Estudantes participam de grupos de pesquisa, analisam dados assistenciais e apresentam trabalhos em congressos, resultados que fortalecem o pensamento crítico necessário à área da saúde.

O relato da estudante Rayanne Karoline ilustra esse processo, mostrando como a Iniciação Científica Uncisal transforma rotinas acadêmicas em experiências profissionais estruturadas, conforme informação divulgada pela Gazeta Nordestina, com dados do Governo do Estado de Alagoas.

Da formação técnica ao laboratório, a trajetória de quem opta pela pesquisa

Rayanne Karoline da Silva Fradique, aluna do 7º período de Fonoaudiologia, iniciou o interesse pela pesquisa ainda no Instituto Federal de Alagoas, e aprofundou essa vocação ao ingressar na Uncisal.

A participação ativa em grupos como o Grupo de Estudo e Pesquisa em Comunicação Humana e seus Distúrbios, e o Grupo Estudos em Linguagem e Linguística, mostra como a Iniciação Científica Uncisal funciona como ponte entre a técnica e a produção de conhecimento.

Vocativos familiares, um estudo sociolinguístico que revela cultura e identidade

No Programa de Iniciação Científica 2025–2026, vinculada ao ELLUN e orientada pela professora Priscila Rufino, Rayanne desenvolve o projeto “Os vocativos de parentesco em Alagoas: uma caracterização sociolinguística”.

“A gente busca compreender como essas formas de tratamento aparecem em diferentes contextos e o que elas revelam sobre as relações familiares e sociais”, diz Rayanne, destacando o caráter cultural e identitário do trabalho.

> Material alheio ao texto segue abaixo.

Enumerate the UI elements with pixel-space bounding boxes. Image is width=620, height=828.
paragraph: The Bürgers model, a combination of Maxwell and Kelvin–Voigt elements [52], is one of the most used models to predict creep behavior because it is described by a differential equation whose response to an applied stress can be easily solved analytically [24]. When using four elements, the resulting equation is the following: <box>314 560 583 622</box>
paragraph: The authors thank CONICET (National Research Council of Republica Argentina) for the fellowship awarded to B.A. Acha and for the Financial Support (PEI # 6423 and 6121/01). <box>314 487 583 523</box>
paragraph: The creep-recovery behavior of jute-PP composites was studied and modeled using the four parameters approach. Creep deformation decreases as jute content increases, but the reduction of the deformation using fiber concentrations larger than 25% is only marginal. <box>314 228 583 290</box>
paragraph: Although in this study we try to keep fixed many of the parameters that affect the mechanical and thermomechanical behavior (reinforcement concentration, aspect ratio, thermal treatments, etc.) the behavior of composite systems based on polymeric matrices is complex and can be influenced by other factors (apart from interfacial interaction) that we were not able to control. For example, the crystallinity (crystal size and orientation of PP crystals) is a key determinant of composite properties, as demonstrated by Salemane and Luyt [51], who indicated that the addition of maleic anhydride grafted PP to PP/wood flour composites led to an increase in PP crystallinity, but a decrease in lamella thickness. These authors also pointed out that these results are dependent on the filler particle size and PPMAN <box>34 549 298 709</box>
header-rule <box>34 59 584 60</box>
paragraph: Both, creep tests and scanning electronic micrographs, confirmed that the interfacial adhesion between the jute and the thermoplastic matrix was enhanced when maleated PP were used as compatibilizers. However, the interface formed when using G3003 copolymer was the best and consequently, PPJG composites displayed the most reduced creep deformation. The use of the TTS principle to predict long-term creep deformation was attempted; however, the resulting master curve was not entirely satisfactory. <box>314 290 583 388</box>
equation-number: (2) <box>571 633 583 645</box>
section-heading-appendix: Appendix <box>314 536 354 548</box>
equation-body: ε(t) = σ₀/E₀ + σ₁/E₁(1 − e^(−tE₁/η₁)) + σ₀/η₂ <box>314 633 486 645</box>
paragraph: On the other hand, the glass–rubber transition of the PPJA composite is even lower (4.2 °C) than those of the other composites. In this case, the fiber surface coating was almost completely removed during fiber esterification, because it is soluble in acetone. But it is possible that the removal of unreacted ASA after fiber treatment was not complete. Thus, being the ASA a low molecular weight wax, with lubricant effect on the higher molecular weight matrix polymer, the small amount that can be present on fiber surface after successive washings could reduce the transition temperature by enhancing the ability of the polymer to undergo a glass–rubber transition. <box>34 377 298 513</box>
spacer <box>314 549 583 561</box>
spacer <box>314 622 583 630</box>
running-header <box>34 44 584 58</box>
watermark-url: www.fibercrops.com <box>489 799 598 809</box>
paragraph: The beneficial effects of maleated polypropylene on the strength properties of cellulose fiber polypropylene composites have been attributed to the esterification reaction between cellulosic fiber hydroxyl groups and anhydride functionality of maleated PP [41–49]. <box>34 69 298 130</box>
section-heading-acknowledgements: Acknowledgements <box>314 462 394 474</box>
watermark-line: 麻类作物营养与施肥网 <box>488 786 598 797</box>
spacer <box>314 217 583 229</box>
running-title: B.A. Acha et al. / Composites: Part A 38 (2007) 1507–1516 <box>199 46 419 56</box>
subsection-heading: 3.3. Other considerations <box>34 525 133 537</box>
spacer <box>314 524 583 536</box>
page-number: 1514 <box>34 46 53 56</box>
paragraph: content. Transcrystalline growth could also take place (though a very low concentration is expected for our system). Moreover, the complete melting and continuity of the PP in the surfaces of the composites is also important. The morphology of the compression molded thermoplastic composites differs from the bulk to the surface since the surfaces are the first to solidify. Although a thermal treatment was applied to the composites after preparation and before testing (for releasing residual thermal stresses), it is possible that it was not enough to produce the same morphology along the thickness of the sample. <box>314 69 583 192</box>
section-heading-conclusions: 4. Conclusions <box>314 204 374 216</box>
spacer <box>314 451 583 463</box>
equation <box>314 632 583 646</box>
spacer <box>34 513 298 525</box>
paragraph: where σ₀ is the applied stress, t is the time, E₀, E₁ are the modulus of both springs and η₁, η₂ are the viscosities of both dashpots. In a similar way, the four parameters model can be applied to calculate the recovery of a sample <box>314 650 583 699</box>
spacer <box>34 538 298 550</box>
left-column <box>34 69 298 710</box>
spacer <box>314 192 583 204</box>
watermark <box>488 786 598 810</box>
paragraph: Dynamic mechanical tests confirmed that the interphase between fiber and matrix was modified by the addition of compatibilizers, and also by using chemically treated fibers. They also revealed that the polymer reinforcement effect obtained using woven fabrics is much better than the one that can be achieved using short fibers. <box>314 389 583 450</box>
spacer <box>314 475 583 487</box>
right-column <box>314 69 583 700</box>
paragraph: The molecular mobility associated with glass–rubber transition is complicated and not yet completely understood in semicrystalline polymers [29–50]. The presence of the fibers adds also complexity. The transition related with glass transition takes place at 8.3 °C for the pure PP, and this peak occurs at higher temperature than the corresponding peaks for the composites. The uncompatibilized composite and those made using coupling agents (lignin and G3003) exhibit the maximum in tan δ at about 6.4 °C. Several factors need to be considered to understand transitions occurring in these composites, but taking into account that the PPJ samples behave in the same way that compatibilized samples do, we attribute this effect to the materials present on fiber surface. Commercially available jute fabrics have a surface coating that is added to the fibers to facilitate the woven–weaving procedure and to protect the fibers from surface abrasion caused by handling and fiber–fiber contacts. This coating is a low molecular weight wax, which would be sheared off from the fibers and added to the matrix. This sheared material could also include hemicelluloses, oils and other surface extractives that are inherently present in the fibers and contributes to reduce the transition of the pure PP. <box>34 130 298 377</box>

Perfil epidemiológico de idosos, dados reais que formam profissionais responsáveis

Outro eixo da formação de Rayanne está ligado ao GEPCH, sob orientação da professora Marisa Canuto, com foco no perfil epidemiológico de idosos atendidos no Centro Especializado em Reabilitação, CER III.

O contato com prontuários e dados assistenciais traz uma dimensão prática à pesquisa, e como a aluna observa, “Quando a gente entra em contato com esses dados, passa a enxergar a prática com mais responsabilidade e embasamento”.

Pesquisa, congresso e incentivo, como a iniciação científica amplia oportunidades

A participação em investigações sobre qualidade de vida, perfil vocal de idosos com perda auditiva e avaliação auditiva ocupacional demonstra que a Iniciação Científica Uncisal também abre portas para produção acadêmica e eventos científicos.

Para Rayanne, a pesquisa é transformadora, “A pesquisa amplia nosso olhar. A gente passa a questionar mais, a buscar evidências, a não aceitar respostas prontas”, e ela aconselha outras estudantes, “Participem. A iniciação científica é desafiadora, mas transforma nossa formação e nos prepara para atuar com mais segurança e responsabilidade”.

Com esse modelo, a Uncisal fortalece a qualificação de futuros profissionais de saúde, promovendo formação baseada em evidências, contato com a realidade assistencial e estímulo ao pensamento crítico, elementos centrais para a prática clínica atual.